'Miracle' baby Archie born without eyes one of just two cases ever diagnosed

Fiona Innes with her son Archie.
Fiona Innes with her son Archie.  Photo: Christopher Pearce

Archie Innes lives in a world he cannot see. The one-year-old has  SOX2 anophthalmia syndrome – meaning he was born without both eyes.

SOX2 syndrome – abnormal development of the eyes – affects one in 250,000 people worldwide.

But Archie is almost unique. The genetic mutation left him with no eyes at all, with only one other case recorded globally. He was also born with a hearing impairment and moderate aspiration, which can cause fluid to enter his lungs.

Fiona and Stevie Innes with their children Alba and Archie.
Fiona and Stevie Innes with their children Alba and Archie.  Photo: Christopher Pearce

His mother, Fiona, explained that these issues, along with severe gross motor delay and several brain abnormalities, have had a major impact on his development.

"Because he was born black blind, he doesn't have any spatial awareness, and even the most basic movements are complicated to teach him," she said.

Fiona and her husband Stevie, who live on Sydney's northern beaches, were told of Archie's condition when she was 28 weeks' pregnant. Their obstetrician advised that he would be born without eyes and have possible complications due to brain abnormalities.

"On that day, our lives changed forever," Mrs Innes said. 

Archie has spent nearly half his short life in hospital and he receives food and fluids through a tube.

Regardless of his obstacles, Mrs Innes stressed that Archie was a "smiley baby" who was "beginning to reach out and touch things" despite his delayed development.


He has regular visits from a guide dog for movement and awareness training and enjoys being spoken to, lying on his side to play with musical toys.
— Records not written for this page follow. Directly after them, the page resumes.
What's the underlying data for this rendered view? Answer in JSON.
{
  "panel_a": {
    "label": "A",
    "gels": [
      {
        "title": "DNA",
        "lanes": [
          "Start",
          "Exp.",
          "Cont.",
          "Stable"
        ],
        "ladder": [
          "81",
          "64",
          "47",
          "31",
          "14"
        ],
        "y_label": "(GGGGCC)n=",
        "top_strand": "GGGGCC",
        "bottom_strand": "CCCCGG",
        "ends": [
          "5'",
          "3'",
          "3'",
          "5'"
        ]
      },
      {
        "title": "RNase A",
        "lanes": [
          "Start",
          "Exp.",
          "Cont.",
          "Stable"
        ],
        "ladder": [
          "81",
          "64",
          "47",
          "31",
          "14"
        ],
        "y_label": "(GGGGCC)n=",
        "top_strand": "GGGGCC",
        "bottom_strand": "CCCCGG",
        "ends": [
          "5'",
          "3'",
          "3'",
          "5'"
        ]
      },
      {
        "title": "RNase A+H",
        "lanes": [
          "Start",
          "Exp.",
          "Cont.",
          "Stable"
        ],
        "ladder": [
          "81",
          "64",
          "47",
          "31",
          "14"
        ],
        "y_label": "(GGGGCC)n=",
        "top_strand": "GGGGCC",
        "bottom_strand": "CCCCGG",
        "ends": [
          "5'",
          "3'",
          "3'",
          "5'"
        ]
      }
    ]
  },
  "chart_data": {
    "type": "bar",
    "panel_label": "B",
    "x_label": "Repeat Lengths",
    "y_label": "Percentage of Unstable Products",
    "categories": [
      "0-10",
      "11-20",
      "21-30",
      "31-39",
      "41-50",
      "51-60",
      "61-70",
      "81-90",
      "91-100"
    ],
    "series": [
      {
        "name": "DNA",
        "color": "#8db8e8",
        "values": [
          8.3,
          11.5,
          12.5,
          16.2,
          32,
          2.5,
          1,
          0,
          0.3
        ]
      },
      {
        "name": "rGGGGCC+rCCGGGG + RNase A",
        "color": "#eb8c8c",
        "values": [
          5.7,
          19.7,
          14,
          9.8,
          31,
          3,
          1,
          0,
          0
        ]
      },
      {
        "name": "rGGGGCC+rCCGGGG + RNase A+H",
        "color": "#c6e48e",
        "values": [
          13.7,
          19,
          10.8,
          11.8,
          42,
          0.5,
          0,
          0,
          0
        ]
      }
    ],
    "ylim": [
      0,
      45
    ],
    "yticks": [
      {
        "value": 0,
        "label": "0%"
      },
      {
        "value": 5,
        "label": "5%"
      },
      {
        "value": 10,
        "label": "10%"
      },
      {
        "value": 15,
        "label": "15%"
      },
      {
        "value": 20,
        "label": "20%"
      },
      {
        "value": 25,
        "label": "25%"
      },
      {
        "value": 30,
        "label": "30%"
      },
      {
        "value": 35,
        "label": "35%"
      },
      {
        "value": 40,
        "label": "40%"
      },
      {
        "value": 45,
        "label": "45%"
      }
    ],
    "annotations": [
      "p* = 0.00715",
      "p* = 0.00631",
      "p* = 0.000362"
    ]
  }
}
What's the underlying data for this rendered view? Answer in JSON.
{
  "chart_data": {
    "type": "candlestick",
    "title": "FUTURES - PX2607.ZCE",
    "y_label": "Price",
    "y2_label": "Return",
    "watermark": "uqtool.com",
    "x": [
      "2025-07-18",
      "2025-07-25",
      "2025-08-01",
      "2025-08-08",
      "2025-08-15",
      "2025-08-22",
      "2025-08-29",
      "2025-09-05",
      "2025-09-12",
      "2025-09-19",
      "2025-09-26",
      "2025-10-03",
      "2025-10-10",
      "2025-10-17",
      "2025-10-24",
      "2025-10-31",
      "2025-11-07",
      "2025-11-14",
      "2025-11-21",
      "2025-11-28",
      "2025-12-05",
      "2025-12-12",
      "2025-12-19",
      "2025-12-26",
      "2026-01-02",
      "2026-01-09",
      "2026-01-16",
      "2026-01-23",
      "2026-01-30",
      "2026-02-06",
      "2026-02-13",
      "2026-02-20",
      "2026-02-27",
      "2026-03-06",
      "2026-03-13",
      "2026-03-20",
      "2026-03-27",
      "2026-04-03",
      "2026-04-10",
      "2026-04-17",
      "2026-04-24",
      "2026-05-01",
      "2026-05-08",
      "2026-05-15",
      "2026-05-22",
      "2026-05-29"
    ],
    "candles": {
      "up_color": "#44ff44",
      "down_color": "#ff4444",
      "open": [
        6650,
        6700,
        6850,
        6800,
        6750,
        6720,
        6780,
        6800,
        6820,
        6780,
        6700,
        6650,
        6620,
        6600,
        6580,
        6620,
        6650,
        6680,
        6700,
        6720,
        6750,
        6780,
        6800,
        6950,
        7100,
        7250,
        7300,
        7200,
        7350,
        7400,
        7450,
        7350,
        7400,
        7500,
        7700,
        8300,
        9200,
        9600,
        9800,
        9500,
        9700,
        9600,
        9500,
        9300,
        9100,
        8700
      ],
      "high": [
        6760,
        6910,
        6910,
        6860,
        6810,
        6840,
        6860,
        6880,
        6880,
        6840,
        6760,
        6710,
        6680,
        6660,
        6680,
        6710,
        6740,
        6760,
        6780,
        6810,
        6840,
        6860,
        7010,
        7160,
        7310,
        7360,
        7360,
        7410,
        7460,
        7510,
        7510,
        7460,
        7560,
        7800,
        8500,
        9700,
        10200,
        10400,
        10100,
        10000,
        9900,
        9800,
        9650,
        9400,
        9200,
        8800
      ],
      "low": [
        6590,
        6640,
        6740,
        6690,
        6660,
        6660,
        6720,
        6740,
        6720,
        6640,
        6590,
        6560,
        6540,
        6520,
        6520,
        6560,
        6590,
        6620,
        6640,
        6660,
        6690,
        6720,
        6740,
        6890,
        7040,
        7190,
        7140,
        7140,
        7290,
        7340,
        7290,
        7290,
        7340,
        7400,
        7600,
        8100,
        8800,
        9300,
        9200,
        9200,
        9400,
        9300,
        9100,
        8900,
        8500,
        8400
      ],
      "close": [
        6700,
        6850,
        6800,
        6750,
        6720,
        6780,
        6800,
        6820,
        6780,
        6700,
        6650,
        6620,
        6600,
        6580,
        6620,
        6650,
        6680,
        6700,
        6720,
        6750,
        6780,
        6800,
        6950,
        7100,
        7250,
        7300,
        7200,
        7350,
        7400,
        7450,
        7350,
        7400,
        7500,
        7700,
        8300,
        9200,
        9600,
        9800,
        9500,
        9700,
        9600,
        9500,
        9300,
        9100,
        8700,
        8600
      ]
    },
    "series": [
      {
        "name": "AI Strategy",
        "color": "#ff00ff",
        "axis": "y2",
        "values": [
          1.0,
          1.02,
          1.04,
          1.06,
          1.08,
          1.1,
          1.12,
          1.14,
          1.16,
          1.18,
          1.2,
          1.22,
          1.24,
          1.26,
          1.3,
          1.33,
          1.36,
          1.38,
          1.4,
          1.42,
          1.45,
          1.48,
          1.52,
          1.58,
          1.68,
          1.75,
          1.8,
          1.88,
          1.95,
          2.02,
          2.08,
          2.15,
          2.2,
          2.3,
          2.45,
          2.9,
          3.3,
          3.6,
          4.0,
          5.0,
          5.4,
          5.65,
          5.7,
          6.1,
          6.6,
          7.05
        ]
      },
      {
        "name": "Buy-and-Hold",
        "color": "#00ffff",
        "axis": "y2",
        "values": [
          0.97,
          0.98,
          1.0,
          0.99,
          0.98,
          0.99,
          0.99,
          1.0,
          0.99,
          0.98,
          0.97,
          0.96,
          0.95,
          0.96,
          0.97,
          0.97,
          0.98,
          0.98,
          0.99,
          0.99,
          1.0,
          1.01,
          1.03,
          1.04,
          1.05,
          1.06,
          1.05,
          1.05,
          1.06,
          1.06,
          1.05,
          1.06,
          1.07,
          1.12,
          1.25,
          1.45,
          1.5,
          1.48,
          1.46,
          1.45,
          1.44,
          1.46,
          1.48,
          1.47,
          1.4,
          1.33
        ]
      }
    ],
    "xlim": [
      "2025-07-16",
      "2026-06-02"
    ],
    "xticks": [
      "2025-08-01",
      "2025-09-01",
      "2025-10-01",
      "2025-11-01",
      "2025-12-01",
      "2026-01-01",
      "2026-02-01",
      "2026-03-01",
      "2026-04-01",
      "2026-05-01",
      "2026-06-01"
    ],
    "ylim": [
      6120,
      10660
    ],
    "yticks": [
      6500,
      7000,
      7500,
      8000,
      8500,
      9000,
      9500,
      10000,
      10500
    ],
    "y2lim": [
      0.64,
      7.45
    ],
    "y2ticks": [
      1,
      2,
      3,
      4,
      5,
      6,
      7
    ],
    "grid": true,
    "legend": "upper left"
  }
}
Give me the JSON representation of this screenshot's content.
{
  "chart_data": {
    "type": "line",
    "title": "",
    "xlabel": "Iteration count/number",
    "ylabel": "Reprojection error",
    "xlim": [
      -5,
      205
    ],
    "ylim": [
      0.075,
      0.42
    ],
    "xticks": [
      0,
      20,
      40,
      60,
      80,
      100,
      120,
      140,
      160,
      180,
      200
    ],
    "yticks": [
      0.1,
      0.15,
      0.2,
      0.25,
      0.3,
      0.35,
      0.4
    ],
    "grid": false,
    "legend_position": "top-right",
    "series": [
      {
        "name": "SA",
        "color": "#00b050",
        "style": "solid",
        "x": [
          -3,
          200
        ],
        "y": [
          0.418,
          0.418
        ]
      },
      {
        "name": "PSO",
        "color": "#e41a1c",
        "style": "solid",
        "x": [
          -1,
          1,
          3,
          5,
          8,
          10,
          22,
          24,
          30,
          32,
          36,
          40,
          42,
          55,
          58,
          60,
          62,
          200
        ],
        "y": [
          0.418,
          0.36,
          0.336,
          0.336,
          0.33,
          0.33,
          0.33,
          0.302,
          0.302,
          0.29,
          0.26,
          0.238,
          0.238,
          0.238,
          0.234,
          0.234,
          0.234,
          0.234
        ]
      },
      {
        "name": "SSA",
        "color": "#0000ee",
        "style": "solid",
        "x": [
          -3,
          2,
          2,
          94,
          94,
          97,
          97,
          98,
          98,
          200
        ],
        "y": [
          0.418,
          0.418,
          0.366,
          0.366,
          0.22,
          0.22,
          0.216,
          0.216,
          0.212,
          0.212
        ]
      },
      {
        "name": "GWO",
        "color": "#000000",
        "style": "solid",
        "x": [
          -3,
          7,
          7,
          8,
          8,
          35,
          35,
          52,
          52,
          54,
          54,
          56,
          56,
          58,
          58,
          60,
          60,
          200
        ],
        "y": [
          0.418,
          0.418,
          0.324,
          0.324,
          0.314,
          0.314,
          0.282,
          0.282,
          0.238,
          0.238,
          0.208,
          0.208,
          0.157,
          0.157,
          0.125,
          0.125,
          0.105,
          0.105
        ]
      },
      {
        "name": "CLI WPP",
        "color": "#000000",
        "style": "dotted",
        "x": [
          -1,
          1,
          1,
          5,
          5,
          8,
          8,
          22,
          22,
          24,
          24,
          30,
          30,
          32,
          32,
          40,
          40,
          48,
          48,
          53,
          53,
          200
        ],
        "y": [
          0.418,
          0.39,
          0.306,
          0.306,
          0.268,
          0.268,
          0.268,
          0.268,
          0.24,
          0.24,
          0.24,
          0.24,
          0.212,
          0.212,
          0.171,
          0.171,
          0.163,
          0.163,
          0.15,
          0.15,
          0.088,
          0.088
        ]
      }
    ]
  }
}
The little boy also enjoys head rubs and communicating with the family through his own special language.

The recent removal of Archie's face tape has opened up another world for the one-year-old - the family has introduced him to water, taking him to the beach and dipping his toes in a pool.

Mrs Innes remained hopeful a "potential, futuristic treatment" would one day help her son.

"Something could be plugged into the back of his head that allows him to sense images, or to see something," she said. "But this could be years from now.

"Currently we want him to have as much therapy as possible – he needs lots of exposure to get social awareness and be independent."

Overall, the family is positive, and Mrs Innes encouraged other families in similar situations to remain hopeful.

"It's just a different journey but it's an exciting one," she said. "We are very lucky, and we're learning so much from [Archie]. We now live life to the fullest – something we took for granted before."

"My hope for Archie is that he's happy. I hope he will one day be able to achieve a level of independence that allows him to access the world. I want him to experience love and friendship, and to reach his potential, whatever that may be."

The family has set up a personal funding page to help pay for his immediate and ongoing care.